24 octobre 1944 : le golfe de Leyte s’embrase

24 octobre 2014

Si les combats sont effectifs sur les îles de Leyte et Samar, il y a également une importante bataille navale qui se déroule sur l’océan Pacifique dans le golfe de Leyte. La 7e flotte américaine attaque et détruit des unités ennemies qui se dirigent vers Leyte par le détroit de Surigao. Après avoir attaqué une autre escadre ennemie, la IIIe flotte US poursuit vers le nors une troisième escadre qui fait le nécessaire pour l’éloigner et du bras de mer de San Bernardino entre l’île de Samar et celle de Luçon. Il s’agit de faciliter l’accès d’autres navires nippons afin qu’ils attaquent les nouvelles forces de débarquement prêtes à venir soutenir les unités déjà au sol et au contact avec l’adversaire.

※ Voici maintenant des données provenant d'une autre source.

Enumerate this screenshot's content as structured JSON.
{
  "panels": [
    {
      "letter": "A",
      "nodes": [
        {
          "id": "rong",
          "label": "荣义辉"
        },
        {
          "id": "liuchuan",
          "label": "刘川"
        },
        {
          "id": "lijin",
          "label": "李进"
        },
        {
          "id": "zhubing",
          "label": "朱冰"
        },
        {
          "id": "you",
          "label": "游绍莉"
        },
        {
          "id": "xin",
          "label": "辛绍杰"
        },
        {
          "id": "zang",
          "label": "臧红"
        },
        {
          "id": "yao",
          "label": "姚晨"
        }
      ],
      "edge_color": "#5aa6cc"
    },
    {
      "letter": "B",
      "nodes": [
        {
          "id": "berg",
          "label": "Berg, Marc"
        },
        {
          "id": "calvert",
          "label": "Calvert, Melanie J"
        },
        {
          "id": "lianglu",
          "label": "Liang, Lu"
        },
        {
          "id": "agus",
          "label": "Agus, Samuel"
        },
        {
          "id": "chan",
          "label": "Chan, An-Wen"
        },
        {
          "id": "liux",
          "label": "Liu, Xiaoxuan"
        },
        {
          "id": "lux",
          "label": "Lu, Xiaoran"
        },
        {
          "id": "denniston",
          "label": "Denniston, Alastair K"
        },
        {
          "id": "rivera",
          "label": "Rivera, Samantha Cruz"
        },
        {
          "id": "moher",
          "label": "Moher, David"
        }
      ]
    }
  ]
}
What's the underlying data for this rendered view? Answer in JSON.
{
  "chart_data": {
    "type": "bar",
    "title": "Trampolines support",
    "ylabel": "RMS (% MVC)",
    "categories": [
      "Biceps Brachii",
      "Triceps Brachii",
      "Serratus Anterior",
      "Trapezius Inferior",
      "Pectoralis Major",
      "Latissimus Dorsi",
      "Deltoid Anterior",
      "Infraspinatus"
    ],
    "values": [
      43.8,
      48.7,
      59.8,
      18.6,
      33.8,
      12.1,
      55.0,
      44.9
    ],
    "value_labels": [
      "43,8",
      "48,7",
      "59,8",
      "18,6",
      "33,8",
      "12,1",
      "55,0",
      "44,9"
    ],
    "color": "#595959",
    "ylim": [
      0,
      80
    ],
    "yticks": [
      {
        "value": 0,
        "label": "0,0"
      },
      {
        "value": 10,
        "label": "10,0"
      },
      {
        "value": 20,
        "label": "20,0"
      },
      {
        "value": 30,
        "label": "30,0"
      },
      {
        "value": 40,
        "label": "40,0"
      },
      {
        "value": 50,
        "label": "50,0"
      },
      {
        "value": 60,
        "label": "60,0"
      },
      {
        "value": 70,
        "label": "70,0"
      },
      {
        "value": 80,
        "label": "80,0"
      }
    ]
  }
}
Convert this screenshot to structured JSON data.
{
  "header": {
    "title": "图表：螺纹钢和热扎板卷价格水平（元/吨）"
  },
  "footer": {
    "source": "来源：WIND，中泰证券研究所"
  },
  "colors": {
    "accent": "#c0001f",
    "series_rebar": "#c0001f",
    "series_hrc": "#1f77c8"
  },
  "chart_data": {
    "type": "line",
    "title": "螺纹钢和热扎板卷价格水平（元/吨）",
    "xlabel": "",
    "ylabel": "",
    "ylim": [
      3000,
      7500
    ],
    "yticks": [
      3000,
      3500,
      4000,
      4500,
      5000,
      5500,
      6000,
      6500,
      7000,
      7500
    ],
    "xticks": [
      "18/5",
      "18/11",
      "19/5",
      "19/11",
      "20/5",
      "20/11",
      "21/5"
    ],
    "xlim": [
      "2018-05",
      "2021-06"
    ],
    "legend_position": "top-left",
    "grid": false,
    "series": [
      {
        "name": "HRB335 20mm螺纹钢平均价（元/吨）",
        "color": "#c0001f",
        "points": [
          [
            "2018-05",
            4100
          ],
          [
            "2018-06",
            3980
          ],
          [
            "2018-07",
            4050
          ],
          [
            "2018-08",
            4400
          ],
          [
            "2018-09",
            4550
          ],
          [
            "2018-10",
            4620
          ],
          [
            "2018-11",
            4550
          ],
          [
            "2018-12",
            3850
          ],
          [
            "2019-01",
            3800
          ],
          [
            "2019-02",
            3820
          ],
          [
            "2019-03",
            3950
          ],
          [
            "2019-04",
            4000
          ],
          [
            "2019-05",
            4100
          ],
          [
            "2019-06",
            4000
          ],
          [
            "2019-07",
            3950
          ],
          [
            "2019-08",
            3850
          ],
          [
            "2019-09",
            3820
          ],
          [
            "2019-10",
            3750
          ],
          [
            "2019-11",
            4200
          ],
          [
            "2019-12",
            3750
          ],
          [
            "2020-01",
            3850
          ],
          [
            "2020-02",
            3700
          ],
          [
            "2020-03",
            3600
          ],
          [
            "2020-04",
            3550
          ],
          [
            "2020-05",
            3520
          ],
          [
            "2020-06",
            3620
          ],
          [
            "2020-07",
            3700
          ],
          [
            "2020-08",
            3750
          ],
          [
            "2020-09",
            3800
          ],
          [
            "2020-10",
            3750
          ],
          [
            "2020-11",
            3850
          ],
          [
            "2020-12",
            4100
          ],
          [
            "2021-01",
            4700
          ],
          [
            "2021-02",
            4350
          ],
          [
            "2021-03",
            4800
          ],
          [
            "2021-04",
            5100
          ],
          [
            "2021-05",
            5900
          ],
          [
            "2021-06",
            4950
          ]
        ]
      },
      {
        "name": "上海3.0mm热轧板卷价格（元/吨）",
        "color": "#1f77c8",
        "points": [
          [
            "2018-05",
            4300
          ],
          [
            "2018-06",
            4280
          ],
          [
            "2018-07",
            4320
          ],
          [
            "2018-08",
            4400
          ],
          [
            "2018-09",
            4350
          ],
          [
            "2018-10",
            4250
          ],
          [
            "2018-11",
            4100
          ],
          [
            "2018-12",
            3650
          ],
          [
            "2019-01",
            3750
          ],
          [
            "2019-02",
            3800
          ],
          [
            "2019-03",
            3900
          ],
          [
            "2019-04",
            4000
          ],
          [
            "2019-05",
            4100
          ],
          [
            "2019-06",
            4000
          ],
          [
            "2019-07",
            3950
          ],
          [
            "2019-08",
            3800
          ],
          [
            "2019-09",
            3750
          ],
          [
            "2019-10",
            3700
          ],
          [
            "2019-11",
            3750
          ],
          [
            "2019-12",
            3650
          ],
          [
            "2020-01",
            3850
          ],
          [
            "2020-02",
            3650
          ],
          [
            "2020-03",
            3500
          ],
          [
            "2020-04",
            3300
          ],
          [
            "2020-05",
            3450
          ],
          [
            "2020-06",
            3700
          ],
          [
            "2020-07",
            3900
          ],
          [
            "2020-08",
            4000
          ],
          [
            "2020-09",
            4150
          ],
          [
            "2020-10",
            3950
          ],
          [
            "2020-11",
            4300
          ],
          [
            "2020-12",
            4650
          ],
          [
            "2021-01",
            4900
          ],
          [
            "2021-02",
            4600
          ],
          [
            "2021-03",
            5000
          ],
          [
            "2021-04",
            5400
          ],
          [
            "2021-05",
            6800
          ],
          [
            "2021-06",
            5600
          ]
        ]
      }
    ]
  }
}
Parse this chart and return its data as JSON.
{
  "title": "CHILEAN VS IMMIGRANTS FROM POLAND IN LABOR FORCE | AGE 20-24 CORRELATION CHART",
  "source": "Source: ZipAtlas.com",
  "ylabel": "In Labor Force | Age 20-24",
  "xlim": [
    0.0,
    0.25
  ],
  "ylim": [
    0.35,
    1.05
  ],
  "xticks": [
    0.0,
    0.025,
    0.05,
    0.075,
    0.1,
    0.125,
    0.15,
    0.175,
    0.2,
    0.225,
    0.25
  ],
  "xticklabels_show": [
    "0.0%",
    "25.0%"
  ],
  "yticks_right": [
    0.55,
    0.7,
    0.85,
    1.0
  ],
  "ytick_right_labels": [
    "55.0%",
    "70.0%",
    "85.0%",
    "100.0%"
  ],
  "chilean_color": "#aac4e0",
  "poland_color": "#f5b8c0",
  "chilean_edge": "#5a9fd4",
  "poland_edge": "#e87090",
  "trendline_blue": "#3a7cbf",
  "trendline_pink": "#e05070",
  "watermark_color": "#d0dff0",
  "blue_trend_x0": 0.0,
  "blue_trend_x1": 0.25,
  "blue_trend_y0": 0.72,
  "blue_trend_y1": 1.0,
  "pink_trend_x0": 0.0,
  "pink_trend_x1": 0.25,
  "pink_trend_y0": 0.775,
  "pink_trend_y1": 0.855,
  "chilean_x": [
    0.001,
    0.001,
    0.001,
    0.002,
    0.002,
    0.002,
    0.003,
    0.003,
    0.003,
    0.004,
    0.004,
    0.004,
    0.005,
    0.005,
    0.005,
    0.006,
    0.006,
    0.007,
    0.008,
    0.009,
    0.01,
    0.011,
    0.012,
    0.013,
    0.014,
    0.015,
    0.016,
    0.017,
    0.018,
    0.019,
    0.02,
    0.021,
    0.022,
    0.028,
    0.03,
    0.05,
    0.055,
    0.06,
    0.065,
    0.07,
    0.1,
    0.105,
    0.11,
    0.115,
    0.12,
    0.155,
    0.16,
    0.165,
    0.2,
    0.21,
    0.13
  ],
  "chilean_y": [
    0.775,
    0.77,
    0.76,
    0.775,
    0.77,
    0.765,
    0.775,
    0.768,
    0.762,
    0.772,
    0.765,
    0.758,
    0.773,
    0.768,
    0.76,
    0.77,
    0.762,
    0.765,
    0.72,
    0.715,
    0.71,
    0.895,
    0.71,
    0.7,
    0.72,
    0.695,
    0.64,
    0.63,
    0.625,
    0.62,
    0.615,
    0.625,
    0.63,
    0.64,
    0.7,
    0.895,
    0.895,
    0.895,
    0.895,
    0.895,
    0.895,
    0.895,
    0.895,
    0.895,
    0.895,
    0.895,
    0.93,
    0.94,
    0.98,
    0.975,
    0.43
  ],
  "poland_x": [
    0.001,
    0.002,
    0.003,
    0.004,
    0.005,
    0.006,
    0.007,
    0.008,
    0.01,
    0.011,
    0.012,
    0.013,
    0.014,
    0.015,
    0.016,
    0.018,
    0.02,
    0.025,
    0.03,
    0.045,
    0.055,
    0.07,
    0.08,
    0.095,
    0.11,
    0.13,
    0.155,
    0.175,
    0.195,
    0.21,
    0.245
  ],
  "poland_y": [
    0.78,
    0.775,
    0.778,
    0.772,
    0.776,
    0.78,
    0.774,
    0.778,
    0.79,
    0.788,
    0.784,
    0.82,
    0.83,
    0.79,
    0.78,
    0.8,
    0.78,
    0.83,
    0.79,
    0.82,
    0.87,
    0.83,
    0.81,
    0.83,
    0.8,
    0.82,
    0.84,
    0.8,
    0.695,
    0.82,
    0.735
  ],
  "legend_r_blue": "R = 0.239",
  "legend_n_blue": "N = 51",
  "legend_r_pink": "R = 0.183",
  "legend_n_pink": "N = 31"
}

Pour l’instant les Japonais n’enregistrent guère de résultats d’autant que les Américains ne semblent pas mordre aux flottes “appâts” de l’ennemi. Pis, le 23 octobre 1944, deux sous-marins US le “Darter” et le “Dace” ont identifié l’escadre de cuirassés du vice-amiral Kurita. A 5 h 32, le “Dater” a lancé trois torpilles et envoyé par le fond le croiseur lourd “Atago”, navire amiral de Kurita puis le même submersible lance deux torpilles contre le croiseur lourd “Takao” qui est très sérieusement endommagé.
A 5 h 54, le “Dace” atteint au moyen de quatre torpilles le croiseur lourd “Maya” qui explose et sombre en quelques minutes. Fort des informations qui lui sont communiquées par les commandants des deux sous-marins, l’amiral Halsey concentre trois Task Groups de la Task Force 38 respectivements aux ordres des contre-amiraux Sherman, Bogan et Davison et placés au nord, au centre et au sud face à l’entrée est du détroit de San Bernardino à l’est des îles Luçon et Samar. Le 24 octobre, une soixantaine d’avions d’assaut japonais attaquent les forces US et si les pilotes du Mikado sont décimés, un bombardier en piqué parvient à toucher le porte-avions “Princeton”. Le bâtiment est secoué par de violentes explosions et coulé dans l’après-midi par le croiseur US “Reno”.
La journée est éprouvante pour l’aéronavale des deux pays. A 10 h 27 le supercuirassé “Musashi” est très sérieusement endommagé par une torpille et une bombe. A 12 h 35, le “Musashi” est frappé par quatre torpilles. Le navire va encaisser dix-neuf torpilles et dix-sept bombes avant de se retourner et de couler vers 19 h 35. On dénombre 984 marins morts et 39 officiers mais plus de 1200 hommes sont sauvés.